Prove that $ab+bc+cd \le \frac{1}{4} $ if $a+b+c+d =1$

479 Views Asked by At

If $a,b,c,d$ are four nonnegative real numbers and $a+b+c+d=1$ then prove that $$ab+bc+cd \le \frac {1}{4} $$ It is the problem. I tried A.M.-G.M. Inequality, Cauchy-Swartz inequality. But I can't proceed.
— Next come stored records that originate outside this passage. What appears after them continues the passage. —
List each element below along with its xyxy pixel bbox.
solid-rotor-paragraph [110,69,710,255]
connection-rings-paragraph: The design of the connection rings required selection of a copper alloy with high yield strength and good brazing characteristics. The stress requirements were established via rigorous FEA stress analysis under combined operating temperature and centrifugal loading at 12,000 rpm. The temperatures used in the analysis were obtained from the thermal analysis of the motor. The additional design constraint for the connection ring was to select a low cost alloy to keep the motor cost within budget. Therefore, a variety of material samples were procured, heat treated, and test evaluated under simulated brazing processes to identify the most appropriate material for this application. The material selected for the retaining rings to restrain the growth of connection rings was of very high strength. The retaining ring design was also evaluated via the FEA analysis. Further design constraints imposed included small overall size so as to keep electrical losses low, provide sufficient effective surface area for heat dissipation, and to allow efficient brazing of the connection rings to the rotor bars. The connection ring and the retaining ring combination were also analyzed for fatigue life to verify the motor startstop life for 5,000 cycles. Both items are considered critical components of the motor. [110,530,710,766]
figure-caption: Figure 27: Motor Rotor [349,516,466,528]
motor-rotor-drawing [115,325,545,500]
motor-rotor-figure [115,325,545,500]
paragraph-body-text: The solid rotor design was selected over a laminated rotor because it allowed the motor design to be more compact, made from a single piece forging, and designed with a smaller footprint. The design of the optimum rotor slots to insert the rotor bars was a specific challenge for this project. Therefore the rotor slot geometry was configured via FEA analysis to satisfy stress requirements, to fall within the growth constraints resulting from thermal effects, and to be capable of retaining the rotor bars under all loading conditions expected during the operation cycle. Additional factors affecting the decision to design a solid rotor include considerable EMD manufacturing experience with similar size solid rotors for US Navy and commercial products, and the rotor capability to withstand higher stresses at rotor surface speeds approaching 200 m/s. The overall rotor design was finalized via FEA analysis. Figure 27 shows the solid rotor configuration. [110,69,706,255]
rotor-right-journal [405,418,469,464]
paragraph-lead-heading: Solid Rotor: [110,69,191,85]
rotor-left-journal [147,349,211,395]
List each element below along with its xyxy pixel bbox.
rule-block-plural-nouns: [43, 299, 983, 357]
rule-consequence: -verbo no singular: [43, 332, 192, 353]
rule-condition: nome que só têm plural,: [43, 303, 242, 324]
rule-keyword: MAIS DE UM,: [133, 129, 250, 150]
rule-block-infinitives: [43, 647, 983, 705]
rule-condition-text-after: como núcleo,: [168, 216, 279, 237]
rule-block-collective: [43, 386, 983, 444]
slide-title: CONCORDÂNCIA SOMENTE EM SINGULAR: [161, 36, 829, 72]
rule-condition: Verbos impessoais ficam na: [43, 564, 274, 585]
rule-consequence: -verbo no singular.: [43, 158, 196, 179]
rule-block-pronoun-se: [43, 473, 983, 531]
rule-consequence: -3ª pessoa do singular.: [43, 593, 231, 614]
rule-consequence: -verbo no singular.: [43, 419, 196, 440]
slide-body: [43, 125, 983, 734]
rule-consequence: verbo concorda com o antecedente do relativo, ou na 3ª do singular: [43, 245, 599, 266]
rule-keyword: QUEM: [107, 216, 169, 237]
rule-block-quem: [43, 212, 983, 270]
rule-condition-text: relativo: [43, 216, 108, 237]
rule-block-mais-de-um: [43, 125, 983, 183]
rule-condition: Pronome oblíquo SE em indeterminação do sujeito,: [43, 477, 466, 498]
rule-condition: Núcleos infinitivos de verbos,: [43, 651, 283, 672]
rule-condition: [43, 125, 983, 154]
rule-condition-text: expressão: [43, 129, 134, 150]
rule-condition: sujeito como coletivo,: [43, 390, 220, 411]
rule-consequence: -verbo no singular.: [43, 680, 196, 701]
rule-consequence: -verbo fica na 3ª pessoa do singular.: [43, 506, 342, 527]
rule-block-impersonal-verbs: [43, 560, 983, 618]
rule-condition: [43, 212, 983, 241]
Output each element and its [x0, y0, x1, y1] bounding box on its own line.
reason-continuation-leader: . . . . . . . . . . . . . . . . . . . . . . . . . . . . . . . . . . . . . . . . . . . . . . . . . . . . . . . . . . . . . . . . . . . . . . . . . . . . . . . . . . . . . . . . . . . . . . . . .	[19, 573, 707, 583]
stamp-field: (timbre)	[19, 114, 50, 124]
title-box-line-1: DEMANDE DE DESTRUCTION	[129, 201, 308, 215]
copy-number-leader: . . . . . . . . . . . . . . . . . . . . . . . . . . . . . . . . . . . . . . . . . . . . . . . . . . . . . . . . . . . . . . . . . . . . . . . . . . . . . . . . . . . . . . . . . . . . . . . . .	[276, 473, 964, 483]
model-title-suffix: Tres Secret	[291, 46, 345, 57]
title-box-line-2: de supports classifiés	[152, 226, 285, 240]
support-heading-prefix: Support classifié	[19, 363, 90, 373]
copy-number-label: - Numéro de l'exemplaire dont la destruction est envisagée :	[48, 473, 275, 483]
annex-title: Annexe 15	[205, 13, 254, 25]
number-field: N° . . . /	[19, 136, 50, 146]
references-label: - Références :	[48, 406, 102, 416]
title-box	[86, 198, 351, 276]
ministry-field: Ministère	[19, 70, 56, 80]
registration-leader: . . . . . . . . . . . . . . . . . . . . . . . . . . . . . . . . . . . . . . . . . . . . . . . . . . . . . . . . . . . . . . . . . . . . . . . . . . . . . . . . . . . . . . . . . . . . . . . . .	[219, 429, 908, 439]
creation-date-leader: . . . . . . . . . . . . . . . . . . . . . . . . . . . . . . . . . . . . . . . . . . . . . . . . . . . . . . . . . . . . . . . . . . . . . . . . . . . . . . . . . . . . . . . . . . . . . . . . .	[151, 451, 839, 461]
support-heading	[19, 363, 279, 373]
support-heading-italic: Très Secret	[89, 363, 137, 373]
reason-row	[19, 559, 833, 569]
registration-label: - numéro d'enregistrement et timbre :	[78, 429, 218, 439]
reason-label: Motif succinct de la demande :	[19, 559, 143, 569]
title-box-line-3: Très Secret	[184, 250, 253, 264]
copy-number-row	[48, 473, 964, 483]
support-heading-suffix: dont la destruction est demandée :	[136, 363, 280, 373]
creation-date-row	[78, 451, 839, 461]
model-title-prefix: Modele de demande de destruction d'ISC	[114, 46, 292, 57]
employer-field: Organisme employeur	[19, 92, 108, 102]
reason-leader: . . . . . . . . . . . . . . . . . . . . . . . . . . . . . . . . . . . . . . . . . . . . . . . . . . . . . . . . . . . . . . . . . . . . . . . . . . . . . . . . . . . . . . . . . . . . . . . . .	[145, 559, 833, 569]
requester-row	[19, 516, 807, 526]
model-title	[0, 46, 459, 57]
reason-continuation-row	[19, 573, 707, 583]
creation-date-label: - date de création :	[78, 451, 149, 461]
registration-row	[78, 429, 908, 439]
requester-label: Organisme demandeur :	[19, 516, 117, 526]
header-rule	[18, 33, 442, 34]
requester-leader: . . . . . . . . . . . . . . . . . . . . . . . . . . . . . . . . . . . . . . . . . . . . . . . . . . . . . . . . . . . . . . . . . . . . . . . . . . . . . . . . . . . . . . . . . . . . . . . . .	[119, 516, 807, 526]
Somebody help me.

2

There are 2 best solutions below

2
On BEST ANSWER

The reversed inequality with $ab+bc+cd$ is true because by AM-GM

$ab+bc+cd\leq ab+bc+cd+da=(a+c)(b+d)\leq\left(\frac{a+b+c+d}{2}\right)^2=\frac{1}{4}$.

0
On

The inequality is false.

The correct bounds are $0 \leq ab+bc+ca \leq \frac{1}{3}$ with the minimum when $ab=bc=ca=0$ (such as $a=b=c=0$) and the maximum when $a=b=c=\frac{1}{3}$.

If that is taken as evidence that the problem was supposed to be about $ab+bc+cd$ or $ab+bc+cd+da$, the other answer applies and the range is $[0,\frac{1}{4}]$.